18 comments on “Accueil et mucoviscidose

    • Bah, j’ai essayé de rapporter ce que j’ai compris… et retenu! Je sais que ce n’est pas un exposé très scientifique, mais j’espère que ça en rassurera plus d’une!

    • Merci. C’était vraiment très intéressant. Bien sûr, une fois encore nous n’étions qu’une poignée… mais c’est déjà ça!

    • Oui, on croit toujours que c’est une maladie des poumons car dans les médias on parle surtout de greffe. Mais il y a tant de détails méconnus…

  1. On ne pouvait pas faire mieux pour relater cette matinée , ce qui me faisait peur, ne le fait plus . Je ne regarderai plus jamais notre Coco de la même manière . La question , sommes nous toutes à même, de donner autant pour un enfant qui n’est pas le notre . Magnifique leçon de vie . Patrice .

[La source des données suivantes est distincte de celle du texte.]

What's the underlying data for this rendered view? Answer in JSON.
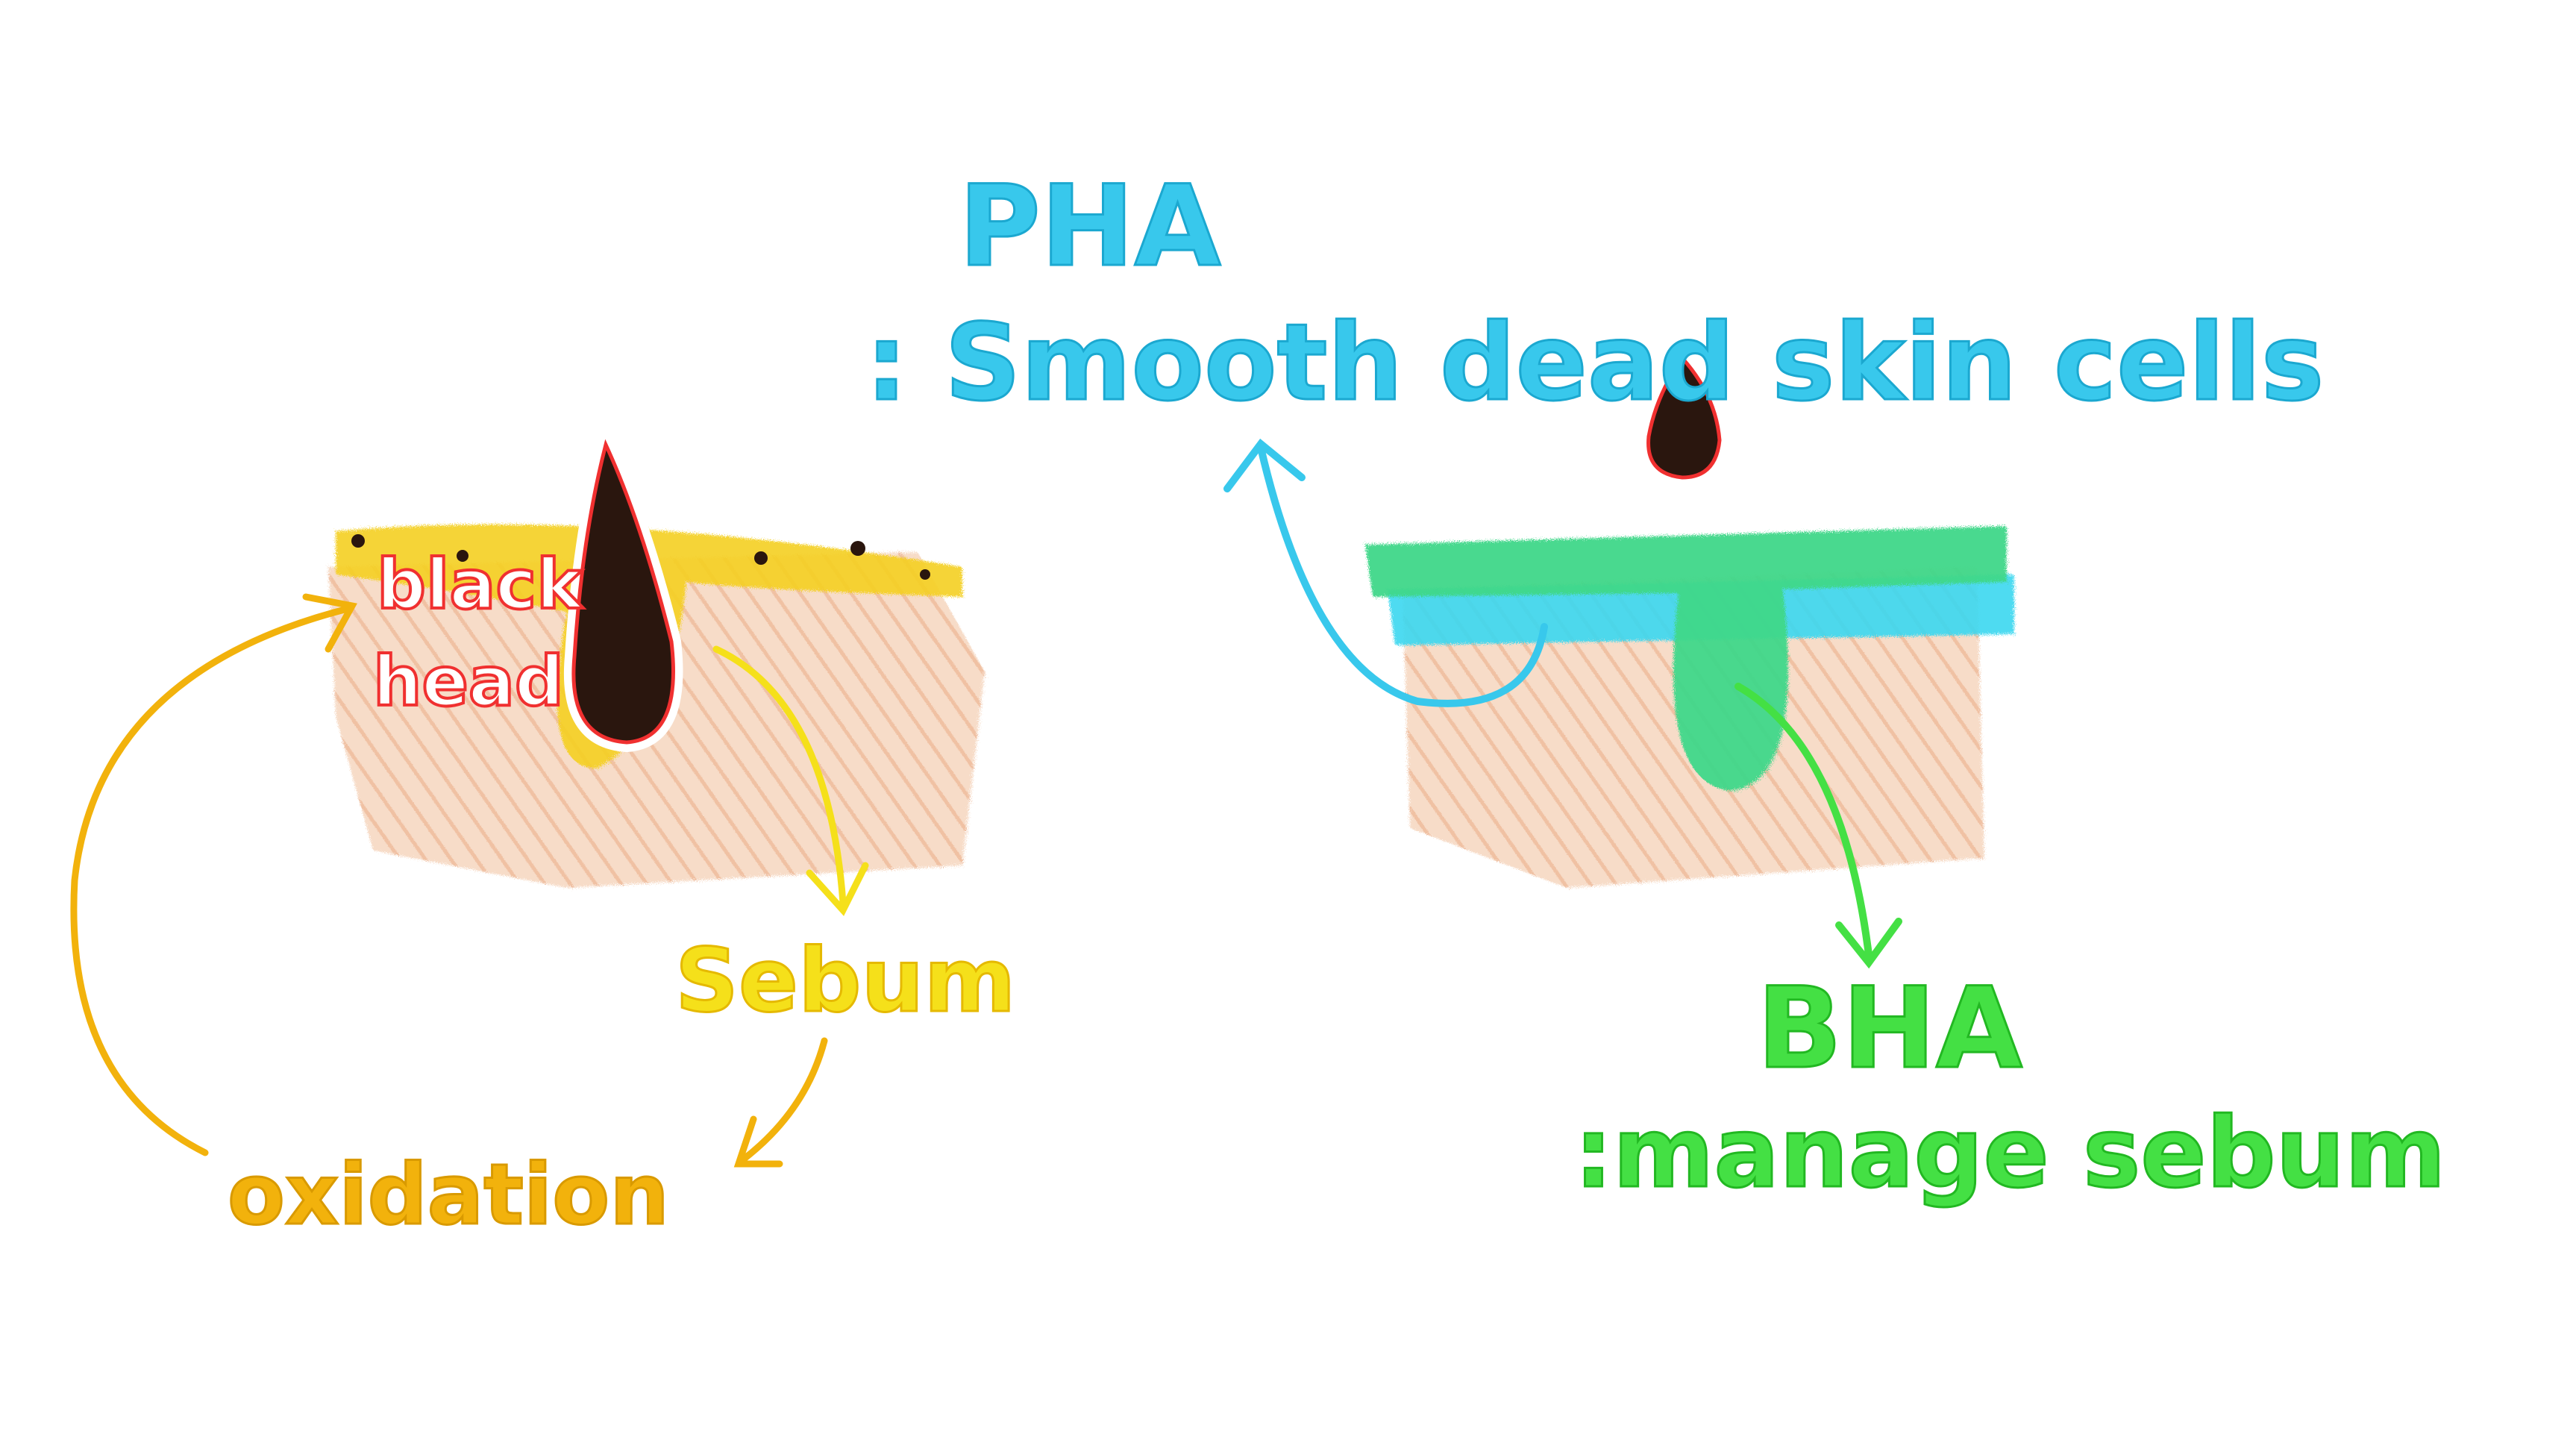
{
  "pha": {
    "title": "PHA",
    "desc": ": Smooth dead skin cells",
    "color": "#38c8ec"
  },
  "bha": {
    "title": "BHA",
    "desc": ":manage sebum",
    "color": "#44e044"
  },
  "cycle": {
    "blackhead_line1": "black",
    "blackhead_line2": "head",
    "sebum": "Sebum",
    "oxidation": "oxidation"
  },
  "colors": {
    "skin": "#f2c4a4",
    "sebum_yellow": "#f5d020",
    "oxidation_orange": "#f2b20c",
    "blackhead_red": "#f03030",
    "blackhead_fill": "#2a160e",
    "bha_green": "#3fd88a",
    "pha_cyan": "#3ad8f0"
  }
}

    • En effet, cette présentation a atteint son but: celui de nous rassurer… mais comme tu dis, il faut beaucoup de courage pour assumer…

  2. Excellent compte-rendu qui permet de voir cette maladie sous un autre angle, plus rassurant.
    Je vois maintenant cette maladie plus clairement, en fait nous ne savions rien du tout.
    Merci
    Danielle

    • Effectivement, de telles journées de sensibilisation sont nécessaires, on ne prend jamais le temps de s’informer tout seul dans son coin. Merci de cette initiative.

    • Bah, je ne fais que rendre compte. Le mérite en revient aux intervenantes de l’hôpital qui ont su nous expliquer avec des mots simples et des exemples concrets… et même si ce n’était pas pour la même maladie, leurs mots résonnaient à mes oreilles et dans mon cœur d’une singulière façon…

  3. Bonjour,

    Pour avoir un enfant de 1 an ayant la muco je confirme que c’est très bien expliqué.
    En effet avoir un enfant muco en garde n’est pas beaucoup plus compliqué qu’un enfant non malade. La prise du traitement est lourd mais cela rentre dans un système d’habitude très rapidement (tel medoc à tel repas…).

    Trouvé une nounou est une vrai galère car la maladie est souvent mal connu et les craintes des assistantes sont là. Je suis dans cette galère en ce moment d’ailleurs dans 2 mois plus de nounou.

    Je rajouterais que les nounous ayant des chiens ne posent aucun soucis (même si c’est mieux s’il y en a pas) mais le cas des chats lui est beaucoup plus sensible car plus allergène.

    • C’est vrai que la maladie (quelle qu’elle soit) effraie, cela se comprend, car on a peur de ne pas faire tout ce qu’il faut. C’est pourquoi il faut faire des formations, de l’information, et ne pas perdre courage!